L'Espagne a évacué vers la Turquie une centaine de soldats déployés en Irak après une nuit de tirs croisés. La défense prévoit de retirer 200 autres soldats dans les prochaines heures.
L'Espagne a évacué vers la Turquie une centaine de soldats déployés en Irak après une nuit que la ministre de la Défense, Margarita Robles, a qualifiée de "très compliquée", marquée par des tirs de missiles. Ce transfert s'inscrit dans le cadre de la détérioration de la situation au Moyen-Orient, qui a rendu nécessaire l'adaptation des missions internationales dans le pays.
Selon la ministre, 57 soldats de la coalition internationale Inherent Resolve et 42 de la mission de l'OTAN en Irak (NMI) ont déjà été transférés en Turquie. "Nos soldats ne sont plus en Irak, les 100 qui sont partis ont été transférés en Turquie", a assuré la ministre aux médias, soulignant que l'objectif est qu'ils rentrent tous en Espagne.
L'évacuation des 42 derniers soldats de la NMI a eu lieu aux premières heures de la matinée et a été semée d'embûches. Robles a reconnu que certains vols avaient dû être "interrompus" alors que les soldats se trouvaient déjà dans des bunkers, en raison de l'intensité des attaques. L'Espagne a prépositionné trois avions dans la zone, attendant une "fenêtre d'opportunité" pour permettre au reste du contingent de partir.
Actuellement, quelque 200 militaires espagnols restent en Irak dans le cadre de la mission de l'OTAN, qui compte 350 personnes, une situation que la Défense continue de qualifier de "très complexe". Il est prévu de les relocaliser en coordination avec les pays alliés. Une partie des troupes évacuées se trouve déjà sur la base d'Incirlik, où l'Espagne a déployé une batterie Patriot et 150 soldats supplémentaires.
La situation des casques bleus espagnols au Liban
Le ministre a également mis en garde contre la gravité de la situation des quelque 670 militaires espagnols déployés au Liban dans le cadre de la mission de l'ONU (FINUL). Margarita Robles a décrit une nuit de "bombardement intense" qui a contraint les casques bleus à rester dans des bunkers pendant plus de 12 heures.
"La situation est très difficile et préoccupante", a déclaré la ministre, qui a fait part de son inquiétude aux Nations unies afin qu'elle soit communiquée à Israël. "Nous allons être avec le peuple libanais et avec la Finul, mais nous demandons la fin des attaques", a-t-elle ajouté, sans exclure une éventuelle évacuation des citoyens européens si l'escalade se poursuit.

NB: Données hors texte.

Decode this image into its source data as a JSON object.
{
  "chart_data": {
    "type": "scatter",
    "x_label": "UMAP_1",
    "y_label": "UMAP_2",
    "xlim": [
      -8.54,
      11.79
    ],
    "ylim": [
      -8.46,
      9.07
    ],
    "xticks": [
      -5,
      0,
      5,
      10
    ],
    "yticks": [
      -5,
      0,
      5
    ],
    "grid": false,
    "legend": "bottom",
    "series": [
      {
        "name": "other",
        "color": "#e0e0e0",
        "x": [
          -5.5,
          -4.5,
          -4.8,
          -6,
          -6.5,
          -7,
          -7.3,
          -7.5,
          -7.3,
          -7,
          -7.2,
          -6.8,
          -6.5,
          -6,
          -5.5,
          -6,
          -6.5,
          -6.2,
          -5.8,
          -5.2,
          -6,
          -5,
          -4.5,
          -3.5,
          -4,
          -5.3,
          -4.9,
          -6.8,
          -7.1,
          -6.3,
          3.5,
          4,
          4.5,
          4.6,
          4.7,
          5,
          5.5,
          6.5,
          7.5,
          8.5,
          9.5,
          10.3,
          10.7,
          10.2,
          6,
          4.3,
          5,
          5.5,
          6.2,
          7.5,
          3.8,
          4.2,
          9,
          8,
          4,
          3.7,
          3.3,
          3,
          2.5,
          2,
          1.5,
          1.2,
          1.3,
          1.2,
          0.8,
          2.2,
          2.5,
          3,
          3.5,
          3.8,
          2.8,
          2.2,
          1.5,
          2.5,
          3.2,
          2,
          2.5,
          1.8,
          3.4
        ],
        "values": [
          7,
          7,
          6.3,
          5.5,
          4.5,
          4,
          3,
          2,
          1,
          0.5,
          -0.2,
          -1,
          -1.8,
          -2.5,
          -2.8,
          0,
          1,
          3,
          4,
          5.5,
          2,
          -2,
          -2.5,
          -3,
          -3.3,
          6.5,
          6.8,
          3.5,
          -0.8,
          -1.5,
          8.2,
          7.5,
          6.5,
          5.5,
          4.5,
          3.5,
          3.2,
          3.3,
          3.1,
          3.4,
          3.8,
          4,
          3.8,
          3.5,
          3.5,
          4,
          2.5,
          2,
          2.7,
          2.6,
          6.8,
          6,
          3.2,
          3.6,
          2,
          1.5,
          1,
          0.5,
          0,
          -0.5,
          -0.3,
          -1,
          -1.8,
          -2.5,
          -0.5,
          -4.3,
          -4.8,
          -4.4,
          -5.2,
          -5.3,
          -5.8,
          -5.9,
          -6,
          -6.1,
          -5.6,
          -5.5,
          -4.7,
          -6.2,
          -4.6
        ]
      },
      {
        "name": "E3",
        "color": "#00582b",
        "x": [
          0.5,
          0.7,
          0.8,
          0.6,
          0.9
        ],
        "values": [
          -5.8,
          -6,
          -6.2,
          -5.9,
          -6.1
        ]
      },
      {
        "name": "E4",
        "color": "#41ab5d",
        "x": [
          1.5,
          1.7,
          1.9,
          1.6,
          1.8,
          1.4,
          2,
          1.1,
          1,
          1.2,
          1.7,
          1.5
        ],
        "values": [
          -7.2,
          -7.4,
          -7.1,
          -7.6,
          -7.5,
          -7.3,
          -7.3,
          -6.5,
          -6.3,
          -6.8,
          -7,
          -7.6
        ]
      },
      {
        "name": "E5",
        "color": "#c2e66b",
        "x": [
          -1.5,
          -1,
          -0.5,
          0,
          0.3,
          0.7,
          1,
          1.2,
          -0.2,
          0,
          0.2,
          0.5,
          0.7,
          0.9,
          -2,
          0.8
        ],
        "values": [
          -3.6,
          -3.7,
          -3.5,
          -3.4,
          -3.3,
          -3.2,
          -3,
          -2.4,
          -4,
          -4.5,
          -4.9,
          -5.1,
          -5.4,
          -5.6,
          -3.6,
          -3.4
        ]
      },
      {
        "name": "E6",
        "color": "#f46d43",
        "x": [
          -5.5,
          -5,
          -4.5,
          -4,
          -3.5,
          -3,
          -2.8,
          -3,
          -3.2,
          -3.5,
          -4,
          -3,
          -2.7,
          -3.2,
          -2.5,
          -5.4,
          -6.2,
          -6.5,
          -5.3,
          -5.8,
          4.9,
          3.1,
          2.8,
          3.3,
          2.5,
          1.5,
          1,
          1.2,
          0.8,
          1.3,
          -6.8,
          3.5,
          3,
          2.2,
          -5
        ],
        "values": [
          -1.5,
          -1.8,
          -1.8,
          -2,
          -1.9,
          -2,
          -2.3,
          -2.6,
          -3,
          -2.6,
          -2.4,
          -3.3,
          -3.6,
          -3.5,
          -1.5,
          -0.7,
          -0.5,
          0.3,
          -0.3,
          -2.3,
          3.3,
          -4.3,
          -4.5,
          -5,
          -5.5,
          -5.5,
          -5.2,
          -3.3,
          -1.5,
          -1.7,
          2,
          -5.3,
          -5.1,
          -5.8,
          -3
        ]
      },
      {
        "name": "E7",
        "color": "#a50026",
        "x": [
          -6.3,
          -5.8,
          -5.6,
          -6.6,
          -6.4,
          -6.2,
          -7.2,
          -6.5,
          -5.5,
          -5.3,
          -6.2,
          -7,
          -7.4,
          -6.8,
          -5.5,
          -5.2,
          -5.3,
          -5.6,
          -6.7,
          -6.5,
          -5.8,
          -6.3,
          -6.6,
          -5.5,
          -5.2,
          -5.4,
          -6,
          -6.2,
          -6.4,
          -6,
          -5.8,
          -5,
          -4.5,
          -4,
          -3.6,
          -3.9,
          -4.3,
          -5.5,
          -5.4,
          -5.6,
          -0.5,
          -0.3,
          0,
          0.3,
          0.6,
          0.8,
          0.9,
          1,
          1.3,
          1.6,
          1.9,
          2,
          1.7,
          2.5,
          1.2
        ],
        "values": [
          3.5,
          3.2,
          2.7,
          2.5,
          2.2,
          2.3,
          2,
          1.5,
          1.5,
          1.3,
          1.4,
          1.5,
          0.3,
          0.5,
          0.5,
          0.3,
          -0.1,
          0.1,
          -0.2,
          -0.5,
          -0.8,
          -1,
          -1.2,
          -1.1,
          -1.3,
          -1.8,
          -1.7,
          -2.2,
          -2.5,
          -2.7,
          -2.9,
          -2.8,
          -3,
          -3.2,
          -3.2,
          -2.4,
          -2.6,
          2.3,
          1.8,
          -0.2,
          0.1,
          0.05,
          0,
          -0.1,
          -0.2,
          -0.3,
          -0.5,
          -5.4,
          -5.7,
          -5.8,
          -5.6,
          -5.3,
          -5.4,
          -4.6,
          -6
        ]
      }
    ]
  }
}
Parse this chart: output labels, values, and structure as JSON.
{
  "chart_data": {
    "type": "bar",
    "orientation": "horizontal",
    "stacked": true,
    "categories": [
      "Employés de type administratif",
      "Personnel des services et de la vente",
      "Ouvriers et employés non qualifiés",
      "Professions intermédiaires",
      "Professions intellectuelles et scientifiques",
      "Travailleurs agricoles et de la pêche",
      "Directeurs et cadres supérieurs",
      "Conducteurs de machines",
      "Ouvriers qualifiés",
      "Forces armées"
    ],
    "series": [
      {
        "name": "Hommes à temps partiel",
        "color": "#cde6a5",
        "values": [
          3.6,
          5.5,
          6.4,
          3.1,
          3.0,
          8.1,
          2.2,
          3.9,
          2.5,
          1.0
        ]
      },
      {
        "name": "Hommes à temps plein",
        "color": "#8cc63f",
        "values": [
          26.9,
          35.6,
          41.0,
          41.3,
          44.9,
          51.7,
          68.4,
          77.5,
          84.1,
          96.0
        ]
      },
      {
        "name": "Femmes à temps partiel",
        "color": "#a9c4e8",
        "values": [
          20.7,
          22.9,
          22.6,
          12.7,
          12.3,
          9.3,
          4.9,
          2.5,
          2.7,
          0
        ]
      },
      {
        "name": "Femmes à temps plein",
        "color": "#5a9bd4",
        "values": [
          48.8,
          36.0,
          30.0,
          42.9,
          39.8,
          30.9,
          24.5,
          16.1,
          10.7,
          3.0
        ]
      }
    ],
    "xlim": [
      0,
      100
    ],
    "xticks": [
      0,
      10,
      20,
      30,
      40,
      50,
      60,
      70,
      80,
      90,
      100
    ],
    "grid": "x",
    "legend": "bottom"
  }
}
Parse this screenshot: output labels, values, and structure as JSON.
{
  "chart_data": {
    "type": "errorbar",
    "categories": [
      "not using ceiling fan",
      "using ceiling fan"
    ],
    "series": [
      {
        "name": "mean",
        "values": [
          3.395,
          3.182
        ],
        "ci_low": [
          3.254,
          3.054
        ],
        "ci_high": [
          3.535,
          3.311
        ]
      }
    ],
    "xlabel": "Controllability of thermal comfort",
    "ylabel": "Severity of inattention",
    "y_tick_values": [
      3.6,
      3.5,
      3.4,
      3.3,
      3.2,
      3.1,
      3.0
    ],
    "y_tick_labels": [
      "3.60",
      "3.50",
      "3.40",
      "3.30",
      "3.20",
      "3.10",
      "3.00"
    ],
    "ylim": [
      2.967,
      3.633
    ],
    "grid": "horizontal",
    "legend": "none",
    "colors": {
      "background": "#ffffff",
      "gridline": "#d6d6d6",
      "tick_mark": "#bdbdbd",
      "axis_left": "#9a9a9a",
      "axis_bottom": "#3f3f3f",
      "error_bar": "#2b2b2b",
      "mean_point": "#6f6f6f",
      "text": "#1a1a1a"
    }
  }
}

La frégate Cristóbal Colón laisse "le drapeau très haut"
Les déclarations de Robles ont été faites lors de la remise du prix "Soldado Idoia Rodríguez, Mujer en las Fuerzas Armadas" (Soldat Idoia Rodríguez, femme dans les forces armées) 2026. Au cours de la cérémonie, la ministre s'est connecté par visioconférence avec Gabriel Pita da Veiga, commandant de la frégate Cristóbal Colon, qui a récemment rejoint la mission européenne en Méditerranée.
"Une fois de plus, la marine espagnole est là où elle doit être, portant haut le drapeau espagnol", a déclaré Robles au commandant. "Il s'agit d'une mission importante, une mission de protection de l'espace européen, qui met également en évidence notre travail conjoint avec nos alliés".
La frégate Cristobal Colón fait partie de la flottille qui escorte le porte-avions français Charles de Gaulle, déployé dans les eaux méditerranéennes après que des drones ont frappé la base britannique de la RAF à Akrotiri, à Chypre, à la suite du déclenchement de la guerre israélo-américaine contre l'Iran.
"Nous sommes fiers du travail que nous accomplissons pour la paix et la sécurité de nos voisins méditerranéens", a conclu le capitaine de frégate Pita da Veiga, qui a déclaré s'exprimer au nom de son équipage.